# Definite Integral of Definite Integral

1. Apr 12, 2015

### andyrk

$h(x)= \int_0^x (\int_0^uf(t)dt). du$, then why is $h'(x) = \int_0^uf(t)dt$? Shouldn't it be $h(x) - h(0)$ in the first equation? where $h(x)$ is the antiderivative of $\int_0^uf(t)dt$? But wait, isn't antiderivative of a function without limits on it? Like for $\int_a^bf(x)dx$ we would say, let $F(x)$ be the antiderivative of $f(x)$, i.e. $F(x) = ∫f(x)dx$. And then we apply limits on $F(x)$ do evaluate the definite integral.

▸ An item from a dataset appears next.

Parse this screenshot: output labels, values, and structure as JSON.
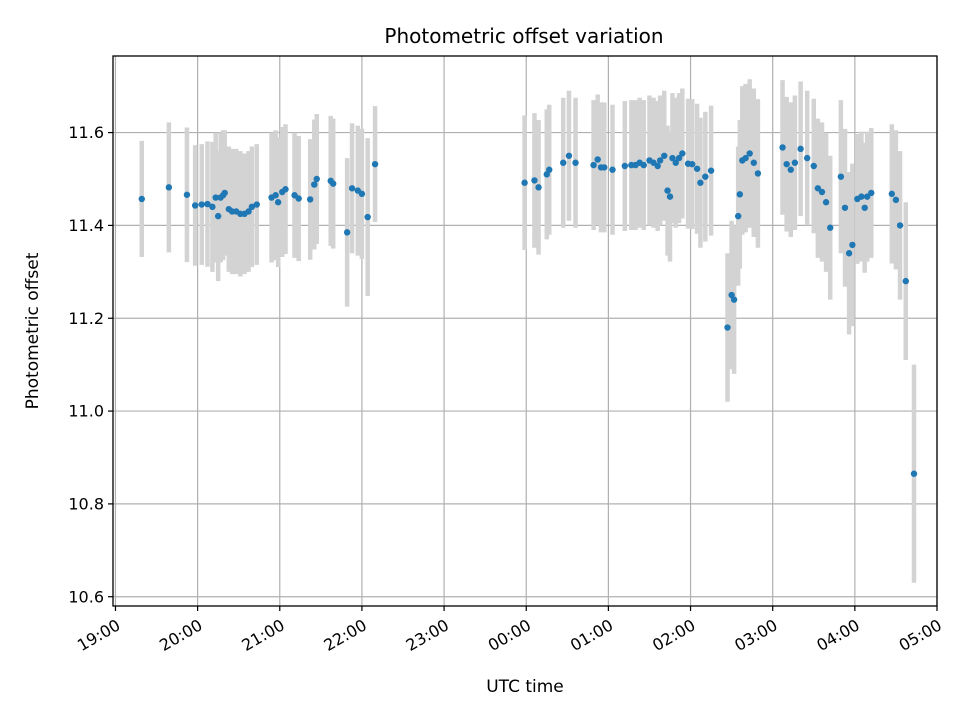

So what does $h(x)$ mean in the beginning? Does it mean that $h(x)$ is the antiderivative of $\int_0^uf(t)dt$, i.e. $h(x) = ∫(\int_0^uf(t)dt).dx$ and then we apply the limits 0 and x on it? Would $\int_0^uf(t)dt$ be a separate function and not just some single value?

Last edited: Apr 12, 2015
2. Apr 12, 2015

### SteamKing

Staff Emeritus
This is an example of applying the Fundamental Theorem of the Calculus:

http://tutorial.math.lamar.edu/Classes/CalcI/DefnOfDefiniteIntegral.aspx

Scroll down to near the bottom of the page to the section called "Fundamental Theorem of Calculus, Part I"

3. Apr 12, 2015

### andyrk

Yes, but I just want to clarify that what does $g(x)$ and $f(x)$ in the link correspond to in this problem?

4. Apr 12, 2015

### SteamKing

Staff Emeritus
g(x) in Paul's notes corresponds to h(x) in the OP.

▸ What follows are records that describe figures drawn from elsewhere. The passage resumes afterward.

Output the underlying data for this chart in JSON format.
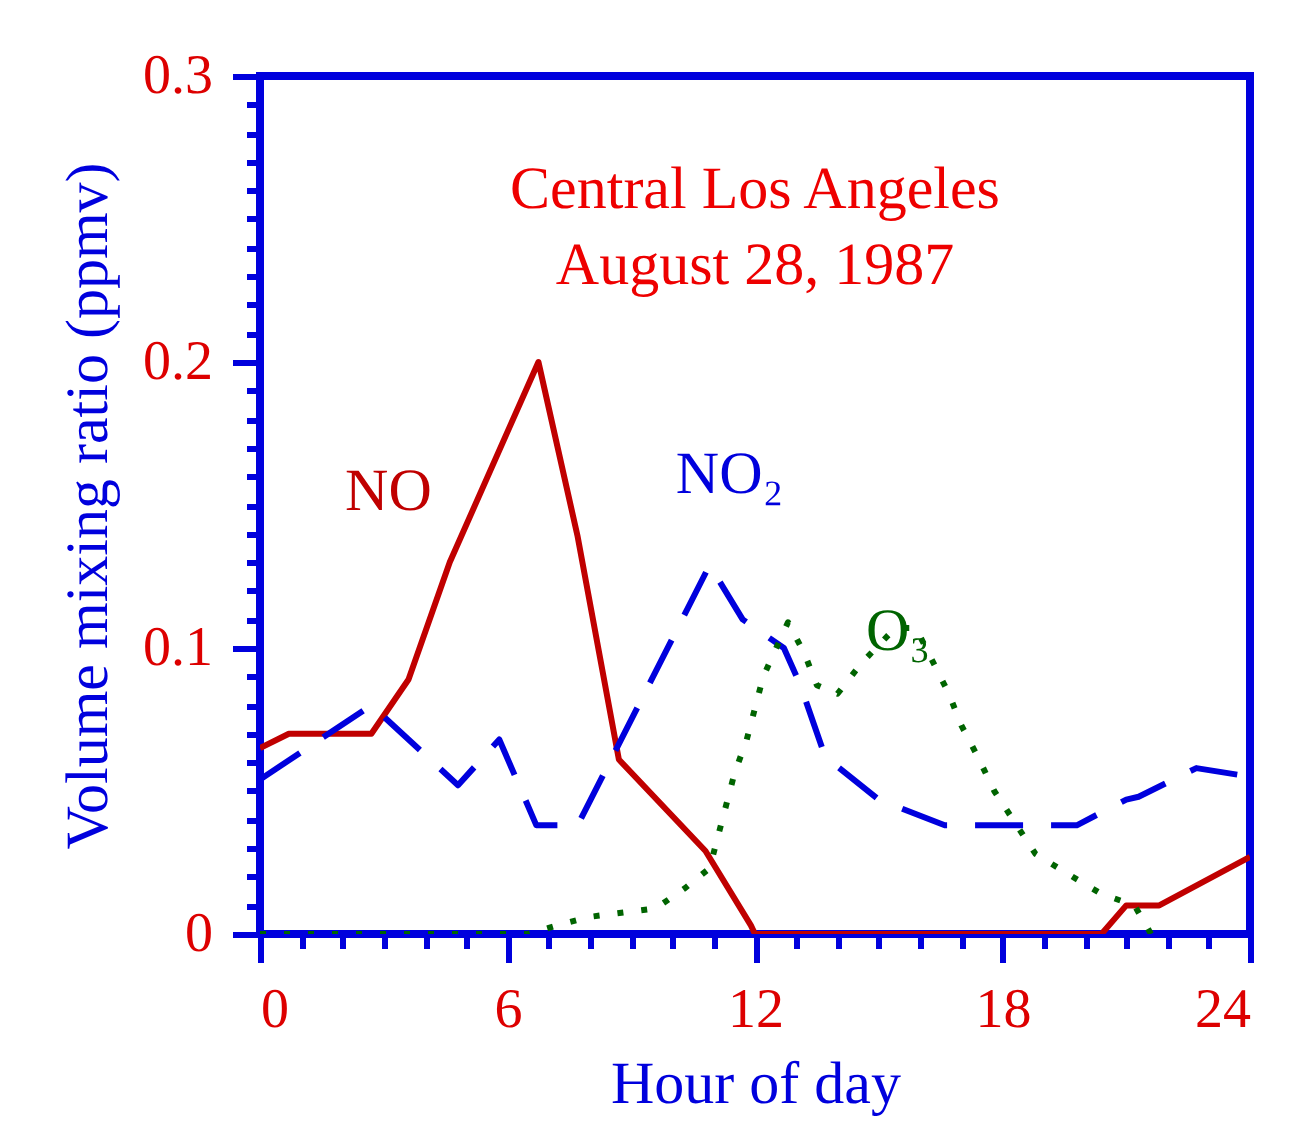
{
  "chart_data": {
    "type": "line",
    "annotations": [
      "Central Los Angeles",
      "August 28, 1987"
    ],
    "xlabel": "Hour of day",
    "ylabel": "Volume mixing ratio (ppmv)",
    "xlim": [
      0,
      24
    ],
    "ylim": [
      0,
      0.3
    ],
    "xticks": [
      0,
      {
        "value": 1,
        "label": null
      },
      {
        "value": 2,
        "label": null
      },
      {
        "value": 3,
        "label": null
      },
      {
        "value": 4,
        "label": null
      },
      {
        "value": 5,
        "label": null
      },
      6,
      {
        "value": 7,
        "label": null
      },
      {
        "value": 8,
        "label": null
      },
      {
        "value": 9,
        "label": null
      },
      {
        "value": 10,
        "label": null
      },
      {
        "value": 11,
        "label": null
      },
      12,
      {
        "value": 13,
        "label": null
      },
      {
        "value": 14,
        "label": null
      },
      {
        "value": 15,
        "label": null
      },
      {
        "value": 16,
        "label": null
      },
      {
        "value": 17,
        "label": null
      },
      18,
      {
        "value": 19,
        "label": null
      },
      {
        "value": 20,
        "label": null
      },
      {
        "value": 21,
        "label": null
      },
      {
        "value": 22,
        "label": null
      },
      {
        "value": 23,
        "label": null
      },
      24
    ],
    "yticks": [
      0,
      {
        "value": 0.01,
        "label": null
      },
      {
        "value": 0.02,
        "label": null
      },
      {
        "value": 0.03,
        "label": null
      },
      {
        "value": 0.04,
        "label": null
      },
      {
        "value": 0.05,
        "label": null
      },
      {
        "value": 0.06,
        "label": null
      },
      {
        "value": 0.07,
        "label": null
      },
      {
        "value": 0.08,
        "label": null
      },
      {
        "value": 0.09,
        "label": null
      },
      0.1,
      {
        "value": 0.11,
        "label": null
      },
      {
        "value": 0.12,
        "label": null
      },
      {
        "value": 0.13,
        "label": null
      },
      {
        "value": 0.14,
        "label": null
      },
      {
        "value": 0.15,
        "label": null
      },
      {
        "value": 0.16,
        "label": null
      },
      {
        "value": 0.17,
        "label": null
      },
      {
        "value": 0.18,
        "label": null
      },
      {
        "value": 0.19,
        "label": null
      },
      0.2,
      {
        "value": 0.21,
        "label": null
      },
      {
        "value": 0.22,
        "label": null
      },
      {
        "value": 0.23,
        "label": null
      },
      {
        "value": 0.24,
        "label": null
      },
      {
        "value": 0.25,
        "label": null
      },
      {
        "value": 0.26,
        "label": null
      },
      {
        "value": 0.27,
        "label": null
      },
      {
        "value": 0.28,
        "label": null
      },
      {
        "value": 0.29,
        "label": null
      },
      0.3
    ],
    "grid": false,
    "marker": "none",
    "series": [
      {
        "name": "NO",
        "color": "#c00000",
        "line_style": "solid",
        "x": [
          0,
          0.7,
          2.7,
          3.6,
          4.6,
          6.75,
          7.7,
          8.7,
          10.8,
          11.9,
          12,
          20,
          20.4,
          21,
          21.8,
          24
        ],
        "values": [
          0.065,
          0.07,
          0.07,
          0.089,
          0.13,
          0.2,
          0.139,
          0.061,
          0.029,
          0.003,
          0,
          0,
          0,
          0.01,
          0.01,
          0.027
        ]
      },
      {
        "name": "NO₂",
        "color": "#0000dd",
        "line_style": "dashed",
        "x": [
          0,
          2.7,
          4.8,
          5.8,
          6.7,
          7.7,
          10.9,
          11.7,
          12.7,
          13.1,
          13.7,
          15,
          16.6,
          18.2,
          19.8,
          21,
          21.3,
          22.7,
          24
        ],
        "values": [
          0.054,
          0.08,
          0.052,
          0.068,
          0.038,
          0.038,
          0.129,
          0.11,
          0.1,
          0.087,
          0.062,
          0.047,
          0.038,
          0.038,
          0.038,
          0.047,
          0.048,
          0.058,
          0.055
        ]
      },
      {
        "name": "O₃",
        "color": "#006400",
        "line_style": "dotted",
        "x": [
          0,
          6.5,
          7.2,
          8,
          9.6,
          10.3,
          10.9,
          11.5,
          11.8,
          12.2,
          12.8,
          13.2,
          13.5,
          14,
          14.6,
          15.4,
          15.9,
          16.7,
          17,
          17.4,
          17.8,
          18.3,
          18.8,
          19.7,
          20.4,
          21.2,
          21.6
        ],
        "values": [
          0,
          0,
          0.003,
          0.006,
          0.009,
          0.016,
          0.023,
          0.056,
          0.068,
          0.09,
          0.109,
          0.098,
          0.087,
          0.084,
          0.095,
          0.107,
          0.107,
          0.084,
          0.073,
          0.062,
          0.05,
          0.039,
          0.028,
          0.02,
          0.014,
          0.01,
          0
        ]
      }
    ]
  }
}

f(t) in Paul's notes corresponds to $\int_0^uf(t)dt$ in the OP.

5. Apr 13, 2015

### andyrk

What does OP stand for?

6. Apr 13, 2015

### WWGD

(O)riginal (P)ost(er).

7. Apr 13, 2015

### andyrk

But the limits in this are from 0 to u not 0 to x. So shouldn't we be equating h'(u) rather than h'(x) to the integrand because the integrand would be a function of u (say g(u)) and not x. So it wouldn't make any sense to say h'(x) = g(u).

Last edited: Apr 13, 2015
8. Apr 13, 2015

### SteamKing

Staff Emeritus
u is only a dummy variable. The function h(x) is defined as $h(x)= \int_0^x (\int_0^uf(t)dt). du$, and you wish to find h'(x) = dh(x) / dx.

9. Apr 13, 2015

### andyrk

Do you mean to say that we can substitute u = x in the inner definite integral then? But wouldn't that mean that u and x are the same whereas they should have been different?

Last edited: Apr 13, 2015
10. Apr 13, 2015

### SteamKing

Staff Emeritus
No, all I'm saying is that u is used in the inner integral to avoid confusion with the limit x in the outer integral. It's more of a symbol thing.

11. Apr 13, 2015

### andyrk

What's bothering me is that if $h'(x)=\int_0^uf(t)dt$, RHS is a function of u and LHS is a function of x. So how can they be related?

12. Apr 14, 2015

### HallsofIvy

Staff Emeritus
If $F(x)= \int_a^x f(u)du$ then $F'(x)= f(x)$, not f(u). If $F(x)= \int_0^x f(u)du$ with $f(u)= \int_0^u h(t) dt$, Then $F'(x)= f(x)= \int_0^x h(t)dt$